If you haven't been following the Snuppy saga, you should know that they scraped the DNA from the inside of Snuppy's father's ear and injected it into the donor egg before inserting it into the surrogate mother, a labrador I believe. Having once spent two hours in Gina's car driving to Hampshire with Hannibal in the back seat whining, scratching, dribbling and suffusing the confined air of the interior with the fetid stench you usually associate with alleys in Old Tabriz, I can think of nothing I would rather do less than scrape the inside of Hannibal's one remaining ear.

What's left of it. The fight that saw off his right ear all but did for his left, which is raw and frayed, oozes intermittently and is usually covered with flies.

That's the trouble with dog lovers. They're blind to the basic social niceties. They wouldn't dream of taking a cantankerous, incontinent, malodorous octogenarian great aunt on a two- hour drive in the back of a car, but they think nothing of inflicting their antisocial dogs on you.

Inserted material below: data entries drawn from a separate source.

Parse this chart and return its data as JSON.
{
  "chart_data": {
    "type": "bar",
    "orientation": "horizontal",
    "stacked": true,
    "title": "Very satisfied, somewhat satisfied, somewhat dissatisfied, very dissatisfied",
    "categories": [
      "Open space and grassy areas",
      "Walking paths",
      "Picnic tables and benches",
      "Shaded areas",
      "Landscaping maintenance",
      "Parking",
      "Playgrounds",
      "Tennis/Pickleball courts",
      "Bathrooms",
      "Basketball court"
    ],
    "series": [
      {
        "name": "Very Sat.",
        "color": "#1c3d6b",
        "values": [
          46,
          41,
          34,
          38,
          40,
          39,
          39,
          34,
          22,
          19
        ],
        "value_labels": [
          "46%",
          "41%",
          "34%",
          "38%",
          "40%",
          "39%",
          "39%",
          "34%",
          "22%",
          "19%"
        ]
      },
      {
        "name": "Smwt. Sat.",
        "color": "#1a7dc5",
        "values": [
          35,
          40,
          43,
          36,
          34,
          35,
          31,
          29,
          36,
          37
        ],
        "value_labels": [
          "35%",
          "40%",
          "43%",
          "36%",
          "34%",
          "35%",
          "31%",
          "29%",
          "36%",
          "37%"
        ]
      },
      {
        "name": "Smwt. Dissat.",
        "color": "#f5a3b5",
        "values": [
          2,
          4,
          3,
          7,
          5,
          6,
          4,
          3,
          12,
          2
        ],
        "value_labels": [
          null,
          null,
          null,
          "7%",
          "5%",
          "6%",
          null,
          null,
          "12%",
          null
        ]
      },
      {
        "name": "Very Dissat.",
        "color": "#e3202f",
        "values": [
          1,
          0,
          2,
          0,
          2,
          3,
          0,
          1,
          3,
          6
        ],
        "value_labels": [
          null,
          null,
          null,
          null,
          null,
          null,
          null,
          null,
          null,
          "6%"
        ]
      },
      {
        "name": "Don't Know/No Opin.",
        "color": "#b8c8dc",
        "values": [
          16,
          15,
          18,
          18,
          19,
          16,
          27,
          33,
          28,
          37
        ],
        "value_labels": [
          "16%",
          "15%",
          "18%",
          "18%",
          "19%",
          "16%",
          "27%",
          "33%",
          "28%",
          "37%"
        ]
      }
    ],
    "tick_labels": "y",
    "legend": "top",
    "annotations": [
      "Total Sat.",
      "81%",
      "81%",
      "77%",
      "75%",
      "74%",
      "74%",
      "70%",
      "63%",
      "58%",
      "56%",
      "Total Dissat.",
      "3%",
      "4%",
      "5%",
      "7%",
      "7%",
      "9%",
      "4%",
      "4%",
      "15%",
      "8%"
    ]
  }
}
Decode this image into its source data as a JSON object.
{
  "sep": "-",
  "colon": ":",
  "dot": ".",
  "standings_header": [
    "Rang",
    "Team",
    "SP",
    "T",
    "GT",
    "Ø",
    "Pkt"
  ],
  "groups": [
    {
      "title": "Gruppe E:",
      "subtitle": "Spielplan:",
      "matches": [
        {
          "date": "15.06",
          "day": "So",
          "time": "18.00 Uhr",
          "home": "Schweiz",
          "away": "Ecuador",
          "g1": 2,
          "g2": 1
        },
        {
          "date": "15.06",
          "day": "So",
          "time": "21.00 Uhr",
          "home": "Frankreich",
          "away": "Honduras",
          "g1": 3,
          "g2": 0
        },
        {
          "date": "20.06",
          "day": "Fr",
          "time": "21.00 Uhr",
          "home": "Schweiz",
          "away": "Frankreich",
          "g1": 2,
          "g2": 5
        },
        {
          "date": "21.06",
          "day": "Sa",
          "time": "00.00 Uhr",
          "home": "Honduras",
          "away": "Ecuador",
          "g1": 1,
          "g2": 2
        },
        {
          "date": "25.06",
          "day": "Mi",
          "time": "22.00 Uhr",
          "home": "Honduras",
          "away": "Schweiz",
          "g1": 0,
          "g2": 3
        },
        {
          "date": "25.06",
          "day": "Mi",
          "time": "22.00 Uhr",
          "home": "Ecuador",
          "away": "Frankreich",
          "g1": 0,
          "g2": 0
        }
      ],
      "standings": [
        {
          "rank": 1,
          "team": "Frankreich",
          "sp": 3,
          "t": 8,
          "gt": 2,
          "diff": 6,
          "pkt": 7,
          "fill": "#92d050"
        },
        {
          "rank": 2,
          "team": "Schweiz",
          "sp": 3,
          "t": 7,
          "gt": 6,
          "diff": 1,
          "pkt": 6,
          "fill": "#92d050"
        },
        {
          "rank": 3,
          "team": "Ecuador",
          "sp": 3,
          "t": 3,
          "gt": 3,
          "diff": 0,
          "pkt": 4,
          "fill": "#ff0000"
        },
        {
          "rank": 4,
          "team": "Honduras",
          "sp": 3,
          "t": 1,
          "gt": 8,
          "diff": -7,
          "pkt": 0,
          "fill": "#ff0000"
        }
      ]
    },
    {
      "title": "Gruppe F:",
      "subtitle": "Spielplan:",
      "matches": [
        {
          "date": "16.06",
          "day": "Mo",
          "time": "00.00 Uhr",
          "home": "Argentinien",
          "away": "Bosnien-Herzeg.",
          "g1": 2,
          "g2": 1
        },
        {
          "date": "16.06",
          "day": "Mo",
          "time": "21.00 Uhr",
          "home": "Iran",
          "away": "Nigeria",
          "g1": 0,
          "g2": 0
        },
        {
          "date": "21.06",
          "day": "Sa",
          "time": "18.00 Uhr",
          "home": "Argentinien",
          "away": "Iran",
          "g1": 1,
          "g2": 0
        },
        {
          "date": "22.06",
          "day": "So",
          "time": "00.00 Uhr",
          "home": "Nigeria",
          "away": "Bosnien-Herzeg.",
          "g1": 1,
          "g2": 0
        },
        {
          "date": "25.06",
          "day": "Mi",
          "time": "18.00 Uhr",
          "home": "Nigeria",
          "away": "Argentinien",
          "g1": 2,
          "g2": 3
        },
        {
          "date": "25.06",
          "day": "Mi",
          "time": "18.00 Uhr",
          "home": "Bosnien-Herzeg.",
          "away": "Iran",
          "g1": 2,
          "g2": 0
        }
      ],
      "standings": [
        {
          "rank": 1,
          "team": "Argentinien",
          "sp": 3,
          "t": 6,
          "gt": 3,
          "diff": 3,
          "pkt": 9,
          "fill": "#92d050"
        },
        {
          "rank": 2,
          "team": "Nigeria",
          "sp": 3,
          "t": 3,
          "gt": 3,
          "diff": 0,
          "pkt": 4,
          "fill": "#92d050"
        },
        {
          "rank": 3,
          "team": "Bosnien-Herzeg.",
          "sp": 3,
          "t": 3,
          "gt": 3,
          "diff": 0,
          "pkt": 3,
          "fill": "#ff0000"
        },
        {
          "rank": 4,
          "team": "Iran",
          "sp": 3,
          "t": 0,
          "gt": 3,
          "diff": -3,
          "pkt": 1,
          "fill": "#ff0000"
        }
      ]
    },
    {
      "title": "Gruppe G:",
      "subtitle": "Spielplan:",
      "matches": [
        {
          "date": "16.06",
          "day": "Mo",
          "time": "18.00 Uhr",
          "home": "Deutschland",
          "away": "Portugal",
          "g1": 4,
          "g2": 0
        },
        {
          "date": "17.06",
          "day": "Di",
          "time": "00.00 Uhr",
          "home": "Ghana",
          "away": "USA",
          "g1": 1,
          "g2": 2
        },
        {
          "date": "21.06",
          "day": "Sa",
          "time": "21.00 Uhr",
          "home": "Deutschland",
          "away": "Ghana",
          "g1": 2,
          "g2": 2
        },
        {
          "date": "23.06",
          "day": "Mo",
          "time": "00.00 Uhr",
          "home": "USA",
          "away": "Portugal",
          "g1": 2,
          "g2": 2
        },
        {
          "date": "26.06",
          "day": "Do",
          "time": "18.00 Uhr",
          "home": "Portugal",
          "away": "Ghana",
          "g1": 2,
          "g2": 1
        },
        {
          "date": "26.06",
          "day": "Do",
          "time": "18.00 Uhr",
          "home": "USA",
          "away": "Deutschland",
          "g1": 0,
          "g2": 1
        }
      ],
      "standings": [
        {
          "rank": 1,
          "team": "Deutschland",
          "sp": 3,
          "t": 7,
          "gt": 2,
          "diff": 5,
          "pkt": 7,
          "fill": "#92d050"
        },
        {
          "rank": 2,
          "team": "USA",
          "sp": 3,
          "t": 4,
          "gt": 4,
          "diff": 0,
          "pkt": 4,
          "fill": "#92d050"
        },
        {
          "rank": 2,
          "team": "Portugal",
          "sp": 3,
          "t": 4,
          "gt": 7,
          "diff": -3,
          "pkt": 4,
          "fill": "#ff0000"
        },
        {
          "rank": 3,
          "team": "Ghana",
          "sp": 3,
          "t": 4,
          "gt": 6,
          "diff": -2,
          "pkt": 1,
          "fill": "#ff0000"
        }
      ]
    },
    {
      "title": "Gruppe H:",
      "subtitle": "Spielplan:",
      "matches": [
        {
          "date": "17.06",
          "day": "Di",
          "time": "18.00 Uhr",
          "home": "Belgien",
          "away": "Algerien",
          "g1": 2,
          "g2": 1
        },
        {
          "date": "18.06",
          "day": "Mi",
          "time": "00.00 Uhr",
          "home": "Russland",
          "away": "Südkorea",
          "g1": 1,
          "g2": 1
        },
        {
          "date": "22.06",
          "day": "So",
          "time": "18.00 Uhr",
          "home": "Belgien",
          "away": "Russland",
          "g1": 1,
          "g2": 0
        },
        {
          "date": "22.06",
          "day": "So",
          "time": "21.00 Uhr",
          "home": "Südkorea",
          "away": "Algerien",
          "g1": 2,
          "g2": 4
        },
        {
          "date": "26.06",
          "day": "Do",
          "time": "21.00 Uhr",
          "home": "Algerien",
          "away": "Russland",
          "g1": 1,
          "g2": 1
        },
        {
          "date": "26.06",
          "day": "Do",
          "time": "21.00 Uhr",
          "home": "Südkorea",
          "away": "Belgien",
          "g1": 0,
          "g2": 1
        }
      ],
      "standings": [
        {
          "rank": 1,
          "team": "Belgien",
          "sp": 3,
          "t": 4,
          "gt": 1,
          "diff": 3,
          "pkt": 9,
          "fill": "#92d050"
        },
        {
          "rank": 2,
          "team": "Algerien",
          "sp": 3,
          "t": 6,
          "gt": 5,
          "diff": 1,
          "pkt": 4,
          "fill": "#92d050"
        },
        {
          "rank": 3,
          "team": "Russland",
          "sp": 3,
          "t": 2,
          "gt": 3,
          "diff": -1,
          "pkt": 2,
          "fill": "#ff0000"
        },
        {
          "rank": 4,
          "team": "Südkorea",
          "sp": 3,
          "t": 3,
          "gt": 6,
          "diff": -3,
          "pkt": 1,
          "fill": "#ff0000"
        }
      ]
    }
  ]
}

The idea of cloning Hannibal is repugnant. The first time I met him, he bit me, admittedly more a nip than a bite, but while I'm bound to agree with Gina that his bark is worse than his bite, his halitosis beats both, hands down. If you can teach chimpanzees to pour tea, why can't dogs be taught to brush their teeth?

I'll probably change my tune about dogs when I'm old, cantankerous and incontinent with no one to love me but a smelly old pooch. Unless, of course, I get a cat like Meg, my mother's 16-year-old moggy. Now there's a pet I wouldn't mind cloning.

Unlike dogs, cats are meticulous about personal hygiene and can be just as friendly. There are many other ways a pet can show affection other than Hannibal's wild stampede as soon as the doorbell rings, followed by huge forepaws on your chest and an even huger tongue slavering all over your face. There's Meg's deep-throated purr as she rubs her smooth back against your legs, and for the connoisseur like Joe there's Boa, his constrictor, slivering down the banisters, her tongue darting expectantly for the kiss he always gives her. Ugh.

The greatest proof of affection an owner can show his pet must be to have it cloned, I suppose, though I once sat next to a nutter who said he never went anywhere without his stuffed, dead Siamese cat called Fu Man Chu or Phooey for short. It was a TV programme about pampered pets, and halfway through he reached under his chair for a wooden box and produced Phooey who looked exactly like one of those zip-up pyjama cases, except it smelt of formaldehyde.

The nutter said it was the ultimate proof of his love. I said I loved my mother but I didn't intend to stuff her and carry her about in a box. I wonder if anyone loves Snuppy. What was that - did I hear someone say delicious?